Nearly every single genre of music today was either pioneered or meaningfully influenced by people of color.
If you look back into the formative years of the major genres, you will most likely find the names of black musicians. Here are some of the most influential of those names.
First, we have Nina Simone. If you heard the new Kanye West record “Yeezus”, then you’ve heard Simone being sampled on West’s “Blood On the Leaves”.
The song “Strange Fruit” that was sampled has been sung by many musicians. However, West sampled Simone’s version because in her rendition, she bellows the song like a warning.
“Strange Fruit” is the product of a time when lynching was a common happening. It’s a haunting reminder of the mistakes this country has made, and Simone sings it hauntingly, as it should be sung.
Of course not every song was doom and gloom. She also sang some widespread songs like “Feeling Good”, and “I Put a Spell On You.”

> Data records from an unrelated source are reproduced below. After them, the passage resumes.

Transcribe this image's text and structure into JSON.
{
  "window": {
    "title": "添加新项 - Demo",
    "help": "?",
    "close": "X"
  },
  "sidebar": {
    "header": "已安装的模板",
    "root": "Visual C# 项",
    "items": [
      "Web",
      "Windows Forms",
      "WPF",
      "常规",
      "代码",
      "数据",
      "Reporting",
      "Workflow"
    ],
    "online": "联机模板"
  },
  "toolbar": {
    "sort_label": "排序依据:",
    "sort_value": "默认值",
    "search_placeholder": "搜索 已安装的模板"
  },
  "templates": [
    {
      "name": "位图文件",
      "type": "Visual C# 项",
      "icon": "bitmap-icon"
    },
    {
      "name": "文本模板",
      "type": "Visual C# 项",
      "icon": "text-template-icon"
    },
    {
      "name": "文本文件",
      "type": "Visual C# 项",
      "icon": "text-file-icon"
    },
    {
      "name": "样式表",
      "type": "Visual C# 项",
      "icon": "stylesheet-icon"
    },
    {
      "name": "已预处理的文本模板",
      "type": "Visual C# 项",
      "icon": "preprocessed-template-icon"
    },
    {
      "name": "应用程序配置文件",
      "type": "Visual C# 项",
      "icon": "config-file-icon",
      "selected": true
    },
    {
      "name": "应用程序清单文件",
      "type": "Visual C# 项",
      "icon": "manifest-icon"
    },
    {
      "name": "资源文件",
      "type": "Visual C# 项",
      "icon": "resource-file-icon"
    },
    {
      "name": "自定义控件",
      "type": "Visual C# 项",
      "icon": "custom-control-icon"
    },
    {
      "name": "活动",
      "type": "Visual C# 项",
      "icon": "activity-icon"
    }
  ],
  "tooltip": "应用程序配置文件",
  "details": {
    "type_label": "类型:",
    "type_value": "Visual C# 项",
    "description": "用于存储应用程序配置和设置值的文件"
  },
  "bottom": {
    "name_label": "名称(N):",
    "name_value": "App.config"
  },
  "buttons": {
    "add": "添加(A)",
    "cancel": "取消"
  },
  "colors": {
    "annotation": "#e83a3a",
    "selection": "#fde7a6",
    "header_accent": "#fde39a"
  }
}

Miles Davis was at the forefront of nearly every prominent movement that took jazz from the late 50’s to early 70’s.
Jazz is home to a multitude of disparate styles, many of which work to counter the one before including “Cool”, “Bebop”, “Fusion”, “Swing” and more. If you’re looking for a good starting point to get into “Cool Jazz” look no further than Davis’ “Kind of Blue”.
As jazz aged and began looking to incorporate aspects of newer genres like rock into itself we got “Jazz Fusion”. Similar to “Kind of Blue”, Davis’ funky 70’s record “On the Corner” serves as a great introduction to this style. It should be noted that Davis didn’t pioneer any of these styles himself, but with his time in each he worked to expand them.
Outkast, who hasn’t heard of them? The group got their start in the nineties penning southern Hip Hop anthems like “Elevators”, but went on to write some of the most timeless and irresistible radio hits of the early 2000’s.
It’s nearly impossible to find someone who doesn’t know the words to “Miss Jackson” and “Hey Ya.” While deeper cuts are home to stories with playful use of language that paint pictures of a young man finding himself, next to heart wrenching stories of tragedy befalling people that Andre 3000 (lead vocalist) knew before he started rapping.
From J. Cole outright stealing the beat to Outkast’s “Da Art of Storytellin’ Part 1” to Kendrick Lamar doing his best Andre 3000 impression with the whole robot voice and strangely twinged inflection schtick, most rappers have done some kind of Outkast tribute.